Chopping Away At The Employer Coverage Thicket

New bill could bring unprecedented transparency and reform.

Employer coverage costs have been growing profoundly the past several years. Average annual hikes have been between 6% and 9% and 2026 could see spending hikes at the top of the range. A great deal drives the consistent high growth in employer premiums:

  • Employer coverage pays the highest rates to providers due to lower Medicare and Medicaid rates. This is known as a cost shift.
  • Employers are seeing heavy cost and spending hikes due to medical, specialty, and retail drug utilization and price hikes, especially related to the broad adoption of GLP-1s for both disease states and weight loss.
  • Utilization post COVID pandemic has been very high.
  • Health plans work with hospitals and other providers to trade higher commercial rates in favor of lower Medicare Advantage (MA) rates. Why? Because MA should be a high margin business with very high premiums. Lower provider rates help drive margins. It is easy to give away dollars on the commercial side because plans are either not at-risk (about two-thirds or more of Americans with employer coverage are in self-insured plans) or can pass on the higher costs in the form of higher premiums (employers with full risk health benefits).
  • Vertically integrated health plans enter into non-arm’s-length agreements with related parties to raise price and retain dollars within the broader company enterprise. This actually impacts all lines of business.
  • Employer coverage is dominated by large national health plans and Blues plans. The market, therefore, is less competitive than it should be. Two notable settlements in the Blues world were entered into to breakdown the near monopoly the Blues have in many states. But the settlements may do little.

A sixth major culprit is the opagueness of the financial arrangements between health plans and employer groups. Health plans, acting as administrators, continually disadvantage employers in numerous ways and they do not disclose various underlying costs to the employer groups. Many employers are none the wiser that they have inefficient and bloated arrangements with health plan administrators. One example of these opague financial arrangements are the non-arms-length related party agreements hidden from employers.

This has led some employers to demand more transparency, although health plans and pharmacy benefits managers (who sometimes have separate contracts) continue to shroud their financial arrangements. Plans too are attempting to break up various services into multiple contracts, although the lack of transparency continues.
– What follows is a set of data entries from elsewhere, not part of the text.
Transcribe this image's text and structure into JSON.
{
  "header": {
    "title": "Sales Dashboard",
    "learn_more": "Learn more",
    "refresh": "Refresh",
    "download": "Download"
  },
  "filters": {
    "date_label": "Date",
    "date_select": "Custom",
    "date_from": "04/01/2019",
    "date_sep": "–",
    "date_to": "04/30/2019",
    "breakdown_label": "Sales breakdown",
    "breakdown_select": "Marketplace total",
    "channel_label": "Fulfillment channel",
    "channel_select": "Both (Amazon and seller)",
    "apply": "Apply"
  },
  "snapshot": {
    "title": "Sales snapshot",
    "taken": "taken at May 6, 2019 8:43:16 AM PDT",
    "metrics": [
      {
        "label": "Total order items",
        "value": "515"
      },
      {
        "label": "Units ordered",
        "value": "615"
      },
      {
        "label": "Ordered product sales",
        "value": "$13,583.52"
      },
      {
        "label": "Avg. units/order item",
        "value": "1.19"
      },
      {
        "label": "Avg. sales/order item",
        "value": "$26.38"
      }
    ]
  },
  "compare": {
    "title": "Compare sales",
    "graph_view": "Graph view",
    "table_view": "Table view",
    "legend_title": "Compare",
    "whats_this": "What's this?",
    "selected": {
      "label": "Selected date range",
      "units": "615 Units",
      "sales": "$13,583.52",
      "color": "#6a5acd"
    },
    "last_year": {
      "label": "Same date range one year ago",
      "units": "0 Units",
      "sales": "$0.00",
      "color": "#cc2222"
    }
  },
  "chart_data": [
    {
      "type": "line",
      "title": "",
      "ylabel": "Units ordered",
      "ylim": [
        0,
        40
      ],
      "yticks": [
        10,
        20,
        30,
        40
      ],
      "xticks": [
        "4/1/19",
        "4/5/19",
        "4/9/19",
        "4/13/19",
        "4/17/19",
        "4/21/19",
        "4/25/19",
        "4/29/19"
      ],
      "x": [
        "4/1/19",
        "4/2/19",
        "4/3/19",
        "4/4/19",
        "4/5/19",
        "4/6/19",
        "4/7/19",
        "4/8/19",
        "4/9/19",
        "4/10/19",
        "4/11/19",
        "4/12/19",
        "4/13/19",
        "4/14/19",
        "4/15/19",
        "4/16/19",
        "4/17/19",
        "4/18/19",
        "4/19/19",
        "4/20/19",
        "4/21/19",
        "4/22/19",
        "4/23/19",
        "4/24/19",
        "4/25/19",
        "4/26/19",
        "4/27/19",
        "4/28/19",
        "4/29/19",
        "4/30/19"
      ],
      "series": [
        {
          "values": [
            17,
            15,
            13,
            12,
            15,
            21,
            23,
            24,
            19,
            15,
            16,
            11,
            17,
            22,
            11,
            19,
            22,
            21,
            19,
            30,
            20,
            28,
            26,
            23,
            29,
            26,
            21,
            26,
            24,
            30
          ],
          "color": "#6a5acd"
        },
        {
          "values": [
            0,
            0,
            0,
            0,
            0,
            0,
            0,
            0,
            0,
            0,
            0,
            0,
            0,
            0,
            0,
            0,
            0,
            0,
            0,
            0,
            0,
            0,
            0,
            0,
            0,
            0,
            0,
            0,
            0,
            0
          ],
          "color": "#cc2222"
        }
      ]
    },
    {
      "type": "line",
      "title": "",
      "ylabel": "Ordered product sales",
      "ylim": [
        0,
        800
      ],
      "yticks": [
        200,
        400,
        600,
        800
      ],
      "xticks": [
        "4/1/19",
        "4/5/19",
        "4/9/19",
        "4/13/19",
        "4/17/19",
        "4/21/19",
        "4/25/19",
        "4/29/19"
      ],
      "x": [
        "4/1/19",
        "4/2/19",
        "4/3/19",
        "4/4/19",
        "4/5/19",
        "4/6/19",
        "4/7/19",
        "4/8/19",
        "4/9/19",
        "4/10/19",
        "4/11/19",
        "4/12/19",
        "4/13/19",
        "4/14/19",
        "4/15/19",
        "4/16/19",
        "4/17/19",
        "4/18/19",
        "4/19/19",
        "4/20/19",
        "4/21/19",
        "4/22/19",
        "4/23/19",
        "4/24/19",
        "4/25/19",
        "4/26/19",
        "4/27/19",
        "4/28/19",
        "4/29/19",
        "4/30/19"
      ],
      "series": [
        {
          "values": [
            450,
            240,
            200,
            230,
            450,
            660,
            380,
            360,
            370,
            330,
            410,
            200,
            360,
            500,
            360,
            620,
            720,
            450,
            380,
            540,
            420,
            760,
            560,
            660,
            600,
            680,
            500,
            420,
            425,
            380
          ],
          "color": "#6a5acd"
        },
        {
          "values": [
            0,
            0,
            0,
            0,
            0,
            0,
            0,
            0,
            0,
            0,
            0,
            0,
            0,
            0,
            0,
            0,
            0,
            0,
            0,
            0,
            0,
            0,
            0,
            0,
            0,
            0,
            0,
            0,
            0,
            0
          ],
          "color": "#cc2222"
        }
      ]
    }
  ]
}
But a new bill could serve as a major impetus for reform of the self-insured employer coverage world that is governed by the federal ERISA statute. Again, the majority of employer coverage arrangements are where the employer group is self-insured and the health plan acts as a third-party administrator (TPAs).

The bill, sponsored by Sen. Roger Marshall, R-KS (who is a doctor) and John Hickenlooper, D-CO., is called the Patients Deserve Price Tags Act. It has a broader mission than just employer coverage. It seeks to:

  • Strengthen and codify existing hospital price transparency rules to require actual prices (not estimates), expand to other care settings, require attestations of accuracy and completeness of transparency disclosures, and impose greater penalties for noncompliance.
  • Require a detailed explanation of benefits by all commercial healthcare plans. This includes itemized bills by providers.

On the employer coverage front, the bill would:

  • Require unprecedented transparency for all health plan middlemen. Employer and union group health plan’s TPAs would have to provide detailed information to the employer plan on claims and financial transactions of their subsidiaries and subcontractors. This includes:
    • All provider reimbursement methodologies including pricing formulas, fee schedules, modifiers, repricers, various fees, rebates, discounts, and any other contractual terms used to determine payments to providers and subcontractors.
    • All amounts paid to subcontractors, including whether on a fixed-fee, fee-for-service, incentive/bonus, shared savings, bundled, administrative, capitation, value-based, risk, or alternative basis.
  • Ban gag clauses and confidentiality agreements that prevent employers and unions from accessing data on their members.
  • Require health plans and TPAs to provide full, de-identified claims data, including medical, pharmacy, and encounter claims, to employer, public sector, and union plans at no cost.

I would note that the Consolidated Appropriations Act of 2021 (CAA) did prohibit gag clauses by health plans that stop employers and plan members from seeing price and some other data. Several employer groups have sued plan administrators to gain access to claims and data. Employees have begun suing employers arguing self-insurance funds are in beach of their fidicuary responsibilities to run a cost-effective and quality health plan. Thus, the CAA reform was clearly not enough and the proposed bill is clearer and goes farther.

The benefits of the bill are very clear. Tired of the skullduggery of current arrangements, employers continue to plot more efficient and transparent self-insured models. The bill would propel the remake of employer coverage. For the first time it would make employer groups knowledgeable of real costs and empower them on rate negotiation. The bill would also promote more competition.

In the end, the black-box methods employed by TPAs and health plans could be broken open. The light could shine on self-insured arrangements. In truth, employer coverage is in a precarious state. It cannot face the huge trends for long. While businesses have tried to absorb most of the increased costs, employees will have more and more costs moved over to them.
The bill comes at an important time and should pass.